Great poets, first of all, do not “cram” poems, nor do they “sneak” things into them. Keene apparently believes that poetic “perfection” is of numerical derivation, an absurd assertion. I seriously doubt that classical Japanese poets in general felt that their thirty-one-syllable architecture was any more a “Procrustean bed” than Shakespeare found the sonnet to be. And it is not extraordinary to find a “perfect” waka of twenty-nine or thirty-two syllables, nor for that matter a haiku of sixteen. As for omission, no mention is made, for instance, of the great Zen poet Koho Kennichi, one of the most important of the “Five Mountains” poets. And because the translations Keene includes are drawn from a wide variety of hands, they range in quality, and this is especially evident in the poetry. But all are reliable.

For the most part, Keene has a great knack for getting into the heart of the Japanese ethos. He argues persuasively in favor of the literary value of generally overlooked Kamakura period romances. He resurrects a wonderful thirteenth-century tale of a young woman raised as a male who develops the power of invisibility and eventually marries an emperor.

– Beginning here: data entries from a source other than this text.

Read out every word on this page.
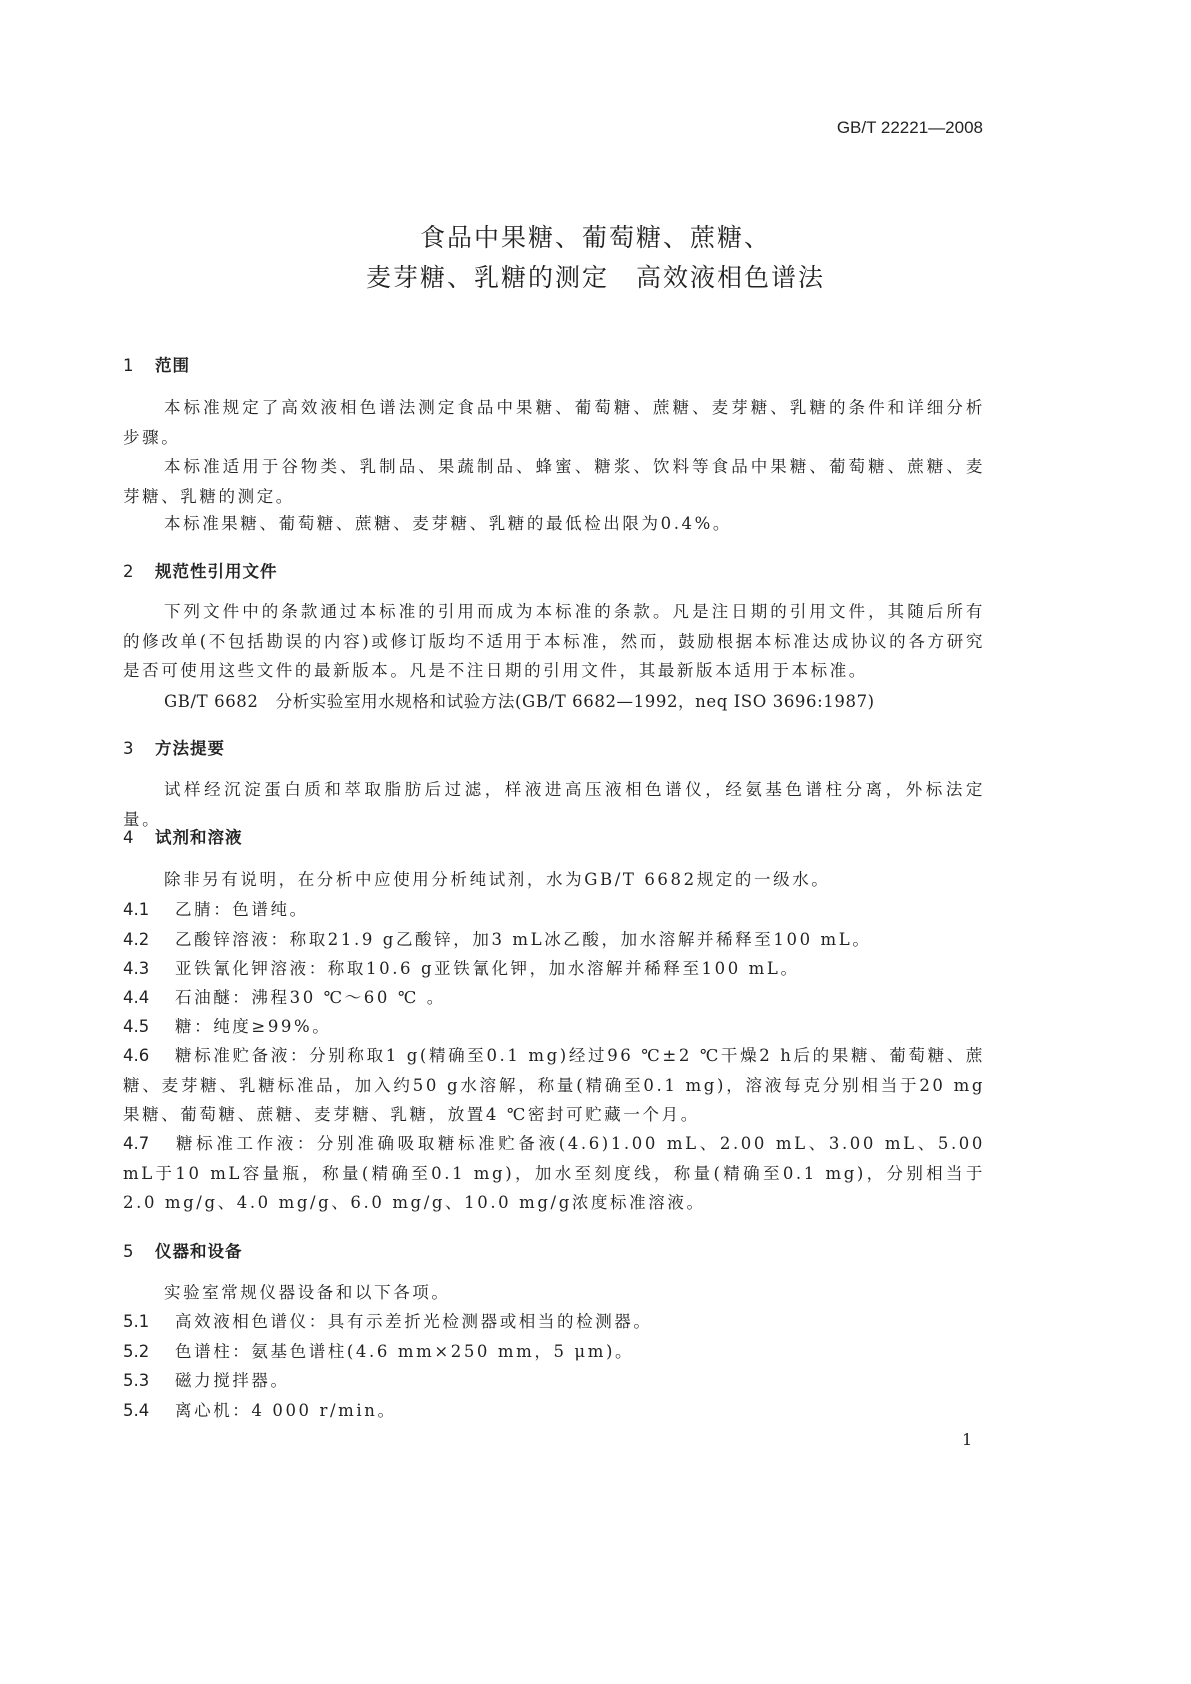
GB/T 22221—2008
食品中果糖、葡萄糖、蔗糖、
麦芽糖、乳糖的测定　高效液相色谱法
1 范围
本标准规定了高效液相色谱法测定食品中果糖、葡萄糖、蔗糖、麦芽糖、乳糖的条件和详细分析步骤。
本标准适用于谷物类、乳制品、果蔬制品、蜂蜜、糖浆、饮料等食品中果糖、葡萄糖、蔗糖、麦芽糖、乳糖的测定。
本标准果糖、葡萄糖、蔗糖、麦芽糖、乳糖的最低检出限为0.4%。
2 规范性引用文件
下列文件中的条款通过本标准的引用而成为本标准的条款。凡是注日期的引用文件，其随后所有的修改单(不包括勘误的内容)或修订版均不适用于本标准，然而，鼓励根据本标准达成协议的各方研究是否可使用这些文件的最新版本。凡是不注日期的引用文件，其最新版本适用于本标准。
GB/T 6682　分析实验室用水规格和试验方法(GB/T 6682—1992，neq ISO 3696:1987)
3 方法提要
试样经沉淀蛋白质和萃取脂肪后过滤，样液进高压液相色谱仪，经氨基色谱柱分离，外标法定量。
4 试剂和溶液
除非另有说明，在分析中应使用分析纯试剂，水为GB/T 6682规定的一级水。
4.1 乙腈：色谱纯。
4.2 乙酸锌溶液：称取21.9 g乙酸锌，加3 mL冰乙酸，加水溶解并稀释至100 mL。
4.3 亚铁氰化钾溶液：称取10.6 g亚铁氰化钾，加水溶解并稀释至100 mL。
4.4 石油醚：沸程30 ℃～60 ℃ 。
4.5 糖：纯度≥99%。
4.6 糖标准贮备液：分别称取1 g(精确至0.1 mg)经过96 ℃±2 ℃干燥2 h后的果糖、葡萄糖、蔗糖、麦芽糖、乳糖标准品，加入约50 g水溶解，称量(精确至0.1 mg)，溶液每克分别相当于20 mg果糖、葡萄糖、蔗糖、麦芽糖、乳糖，放置4 ℃密封可贮藏一个月。
4.7 糖标准工作液：分别准确吸取糖标准贮备液(4.6)1.00 mL、2.00 mL、3.00 mL、5.00 mL于10 mL容量瓶，称量(精确至0.1 mg)，加水至刻度线，称量(精确至0.1 mg)，分别相当于2.0 mg/g、4.0 mg/g、6.0 mg/g、10.0 mg/g浓度标准溶液。
5 仪器和设备
实验室常规仪器设备和以下各项。
5.1 高效液相色谱仪：具有示差折光检测器或相当的检测器。
5.2 色谱柱：氨基色谱柱(4.6 mm×250 mm，5 μm)。
5.3 磁力搅拌器。
5.4 离心机：4 000 r/min。
1
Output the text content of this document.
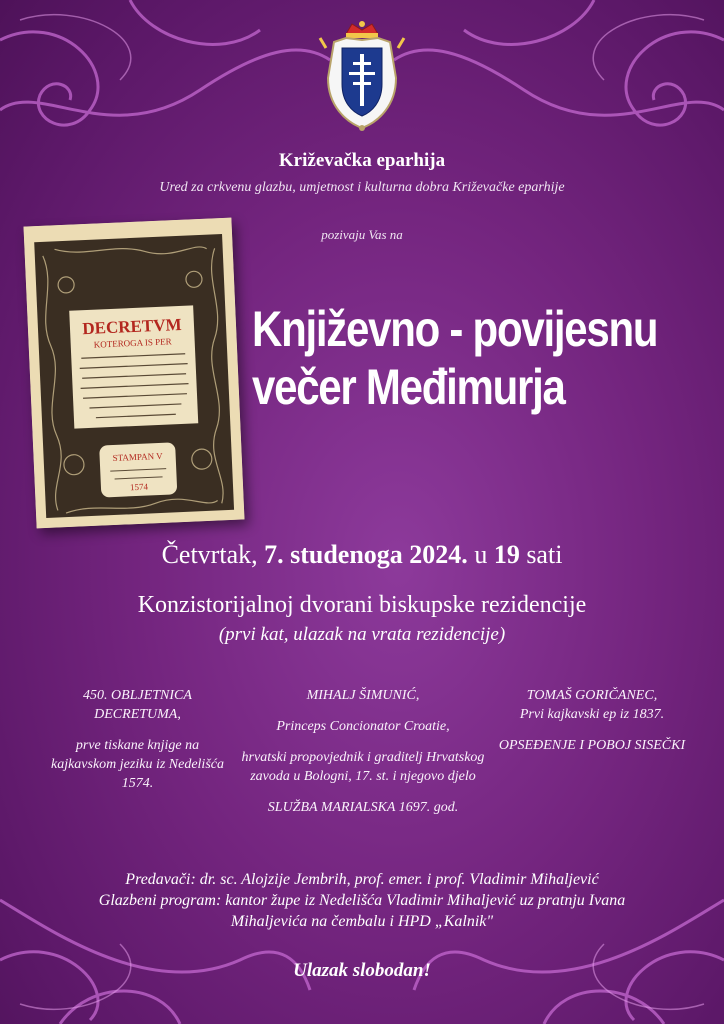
Križevačka eparhija
Ured za crkvenu glazbu, umjetnost i kulturna dobra Križevačke eparhije
pozivaju Vas na
DECRETVM
KOTEROGA IS PER
STAMPAN V
1574
Književno - povijesnu
večer Međimurja
Četvrtak, 7. studenoga 2024. u 19 sati
Konzistorijalnoj dvorani biskupske rezidencije
(prvi kat, ulazak na vrata rezidencije)

450. OBLJETNICA DECRETUMA,

prve tiskane knjige na kajkavskom jeziku iz Nedelišća 1574.

MIHALJ ŠIMUNIĆ,

Princeps Concionator Croatie,

hrvatski propovjednik i graditelj Hrvatskog zavoda u Bologni, 17. st. i njegovo djelo

SLUŽBA MARIALSKA 1697. god.

TOMAŠ GORIČANEC,

Prvi kajkavski ep iz 1837.

OPSEĐENJE I POBOJ SISEČKI

Predavači: dr. sc. Alojzije Jembrih, prof. emer. i prof. Vladimir Mihaljević
Glazbeni program: kantor župe iz Nedelišća Vladimir Mihaljević uz pratnju Ivana
Mihaljevića na čembalu i HPD „Kalnik"
Ulazak slobodan!
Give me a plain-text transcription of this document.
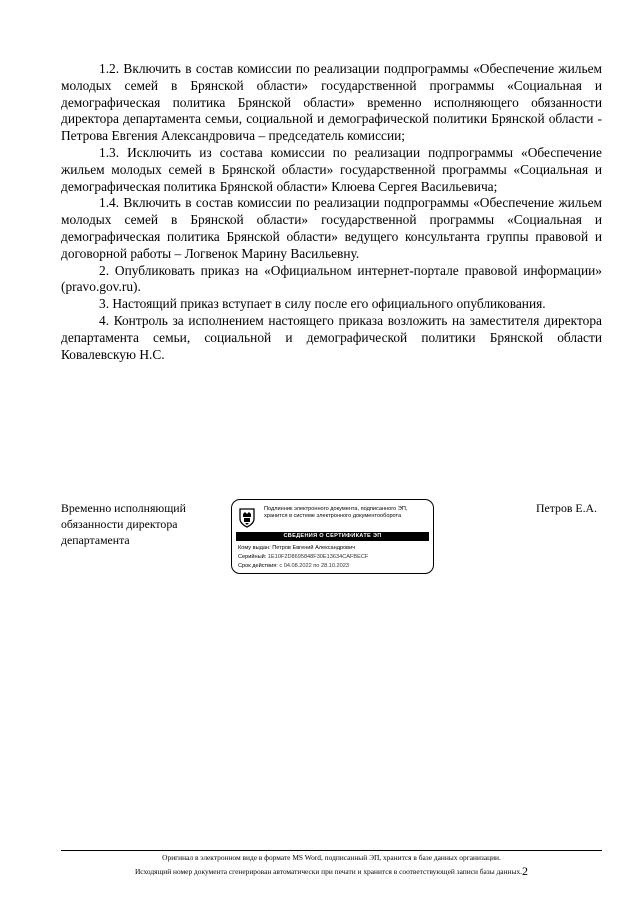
1.2. Включить в состав комиссии по реализации подпрограммы «Обеспечение жильем молодых семей в Брянской области» государственной программы «Социальная и демографическая политика Брянской области» временно исполняющего обязанности директора департамента семьи, социальной и демографической политики Брянской области - Петрова Евгения Александровича – председатель комиссии;

1.3. Исключить из состава комиссии по реализации подпрограммы «Обеспечение жильем молодых семей в Брянской области» государственной программы «Социальная и демографическая политика Брянской области» Клюева Сергея Васильевича;

1.4. Включить в состав комиссии по реализации подпрограммы «Обеспечение жильем молодых семей в Брянской области» государственной программы «Социальная и демографическая политика Брянской области» ведущего консультанта группы правовой и договорной работы – Логвенок Марину Васильевну.

2. Опубликовать приказ на «Официальном интернет-портале правовой информации» (pravo.gov.ru).

3. Настоящий приказ вступает в силу после его официального опубликования.

4. Контроль за исполнением настоящего приказа возложить на заместителя директора департамента семьи, социальной и демографической политики Брянской области Ковалевскую Н.С.

Временно исполняющий обязанности директора департамента

Подлинник электронного документа, подписанного ЭП, хранится в системе электронного документооборота

СВЕДЕНИЯ О СЕРТИФИКАТЕ ЭП

Кому выдан: Петров Евгений Александрович

Серийный: 1E10F2D8695848F30E13634CAFBECF

Срок действия: с 04.08.2022 по 28.10.2023

Петров Е.А.

Оригинал в электронном виде в формате MS Word, подписанный ЭП, хранится в базе данных организации.

Исходящий номер документа сгенерирован автоматически при печати и хранится в соответствующей записи базы данных.2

His research is exhaustive, and his bibliographies at the end of each chapter are a great resource, although they miss a few things, such as The Dance of Dust in the Rafters (David Jenkins’ translation of the folk song collection Ryojin hisho) and other recent translations of classical Japanese literature. Scholars should note that Keene’s bibliographies name, he says, only “the books I have consulted,” and are therefore not meant to be exhaustive. The list is, nonetheless, formidable.

Keene’s greatest strength is his ability to maintain the breadth of vision his work demands. This is clearly evident as he moves from genre to genre, tracing the development and influence of Buddhist thought in literary aesthetics, or analyzing the invention and use of kana (the Japanese phonetic syllabary) and its poetic achievement as used by Heian court women.

Necessarily subjective, delightfully provocative, all four volumes of Keene’s masterwork are rewarding reading and should be required reading for MBAs who plan to conduct business in Japan and for tourists planning to visit, as well as for all those interested in virtually any other aspect of Japanese literature. To understand why the Japanese are reluctant to buy American rice, one must understand the traditional Japanese attitude toward rice. Basho wrote, “Culture’s beginnings: / from the heart of the country / rice-planting songs.” Donald Keene has presented us with an unprecedented view of Japanese culture as understood through its literature of the past fifteen hundred years. This is a monumental achievement.